Combating the Opioid Crisis, Together
DrFirst’s technology is being increasingly used across the country to fight the opioid epidemic by giving prescribers the tools they need to identify patients who are addicted, or at risk of becoming addicted, to these dangerous drugs. On March 16, Maryland Lieutenant Governor Boyd Rutherford, who heads Governor Larry Hogan’s Heroin and Opioid Emergency Task Force, visited our Rockville, Md., headquarters to talk with healthcare leaders focused on solving this epidemic and to see a demo of our solution that makes opioid prescribing safer and compliant with Maryland’s coming prescribing mandate.
Maryland Makes the Leap
Rutherford’s visit came as Maryland prepares to implement new policies to address that crisis. On July 1, Maryland will join 40 other states in requiring prescribers to check the database of the state’s Prescription Drug Monitoring Program (PDMP) before they prescribe controlled substances to patients. Maryland will also become the 26th state to allow data on patients’ prescription opioid histories to be accessed in providers’ e-prescribing workflow, using DrFirst’s PDMP tool. DrFirst has been working with CRISP, the state health information exchange, which administers Maryland’s PDMP, to enable physicians to see this data when they are prescribing controlled substances.
Addressing the Opioid Epidemic’s Top Issues
At our meeting with Lt. Gov. Rutherford, we discussed a range of issues, starting with the need to make it easy for doctors to access PDMP data. Jim Chen, CEO, and founder of DrFirst pointed out that prescribers normally have to exit their EHR workflow to access their states’ PDMP websites, log in, then enter the patient’s identifying information in order to view their controlled drug histories. Brandon Neiswender, COO of CRISP, said that many Maryland doctors will not take the time to leave their EHRs to check this data on the PDMP portal, even when they’re required to do so. He stressed the importance of making sure that providers can access the data directly from their workflow.
We also discussed the issue of physician overprescribing and what to do about it. CRISP maintains information on how often doctors check the PDMP database, but Neiswender said that CRISP has not been asked to make that information available to prescribers or anyone else. Gary Pushkin, MD, president of MedChi, indicated that, as a provider, he’d like to see this data on a monthly or quarterly basis to find out whether anyone has been prescribing opioids in his name.
Kate Jackson, PMO and policy director for the Maryland Department of Health, agreed with Dr. Pushkin, but also noted that PDMP data could be used to allow doctors to compare their opioid prescribing patterns against those of similar cohorts of physicians in the state. Rutherford agreed that this analysis could be helpful in educating doctors about their prescribing habits.

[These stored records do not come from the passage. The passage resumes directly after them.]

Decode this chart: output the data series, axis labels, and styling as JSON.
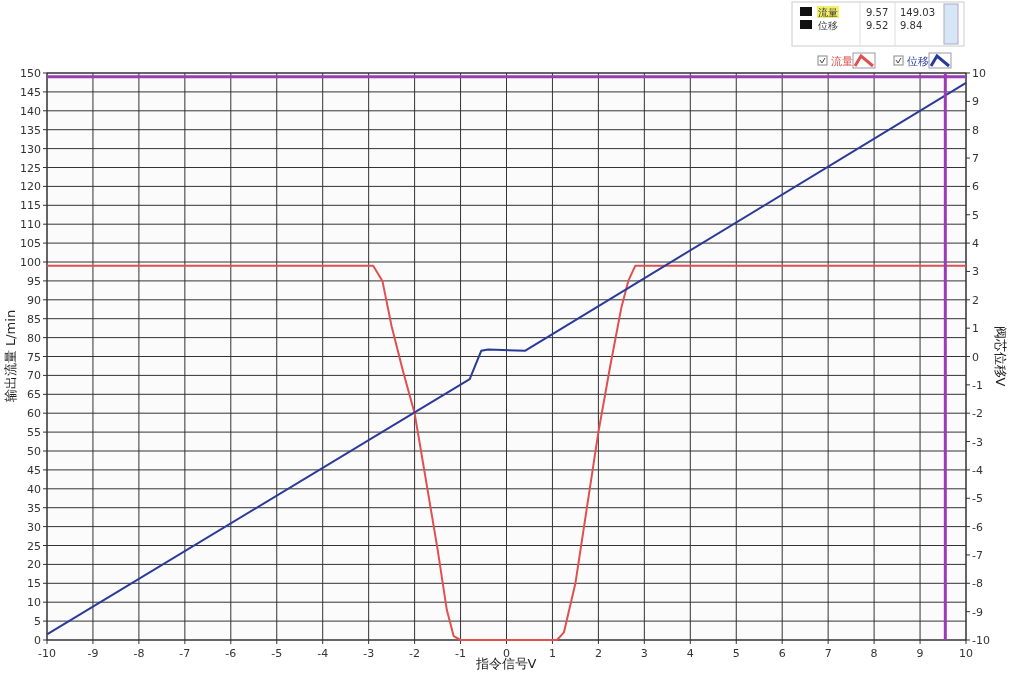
{
  "chart_data": {
    "type": "line",
    "xlabel": "指令信号V",
    "ylabel": "输出流量 L/min",
    "y2label": "阀芯位移V",
    "xlim": [
      -10,
      10
    ],
    "xticks": [
      -10,
      -9,
      -8,
      -7,
      -6,
      -5,
      -4,
      -3,
      -2,
      -1,
      0,
      1,
      2,
      3,
      4,
      5,
      6,
      7,
      8,
      9,
      10
    ],
    "ylim": [
      0,
      150
    ],
    "yticks": [
      0,
      5,
      10,
      15,
      20,
      25,
      30,
      35,
      40,
      45,
      50,
      55,
      60,
      65,
      70,
      75,
      80,
      85,
      90,
      95,
      100,
      105,
      110,
      115,
      120,
      125,
      130,
      135,
      140,
      145,
      150
    ],
    "y2lim": [
      -10,
      10
    ],
    "y2ticks": [
      -10,
      -9,
      -8,
      -7,
      -6,
      -5,
      -4,
      -3,
      -2,
      -1,
      0,
      1,
      2,
      3,
      4,
      5,
      6,
      7,
      8,
      9,
      10
    ],
    "grid": true,
    "legend": "top right",
    "line_style": "solid",
    "marker": "none",
    "series": [
      {
        "name": "流量",
        "color": "#e05050",
        "x": [
          -10,
          -2.9,
          -2.7,
          -2.5,
          -2.25,
          -2,
          -1.75,
          -1.5,
          -1.3,
          -1.15,
          -1,
          1.1,
          1.25,
          1.5,
          1.75,
          2,
          2.25,
          2.5,
          2.65,
          2.8,
          10
        ],
        "values": [
          99,
          99,
          95,
          83,
          71,
          60,
          42,
          24,
          8,
          1,
          0,
          0,
          2,
          15,
          35,
          55,
          72,
          88,
          95,
          99,
          99
        ]
      },
      {
        "name": "位移",
        "color": "#2a3a9a",
        "axis": "y2",
        "x": [
          -10,
          -0.8,
          -0.55,
          -0.4,
          0.4,
          10
        ],
        "values": [
          -9.8,
          -0.8,
          0.2,
          0.25,
          0.2,
          9.65
        ]
      }
    ],
    "ref_lines": [
      {
        "axis": "x",
        "value": 9.55,
        "color": "#9b3bb5"
      },
      {
        "axis": "y",
        "value": 149,
        "color": "#9b3bb5"
      }
    ],
    "annotations": [
      "流量",
      "9.57",
      "149.03",
      "位移",
      "9.52",
      "9.84"
    ]
  }
}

The participants noted that it is important to educate doctors who overprescribe opioids, rather than punish them. Any education program should not “spook” doctors and cause them to stop prescribing opioids, potentially forcing patients to seek even more dangerous street drugs.
Collaboration is the Key
The topics we discussed with the Lt. Governor are pivotal to making PDMPs effective in balancing tighter controls on opioid prescribing with compassionate and effective patient care, but the real inspiration for me was having such a broad stakeholder group speaking with one voice about how to work together on impactful strategies in the fight against over-prescribing and inappropriate use of opioids. With representatives from CRISP, MedChi (the Maryland medical society), the University of Maryland School of Dentistry, the Maryland State Department of Health (manager of the PDMP), and the Maryland Governor’s office, Maryland is an example of true and broad stakeholder collaboration toward a singular goal.
I walked away inspired and hopeful that Maryland’s collaborative efforts will powerfully impact our generation’s latest – and perhaps most destructive – epidemic.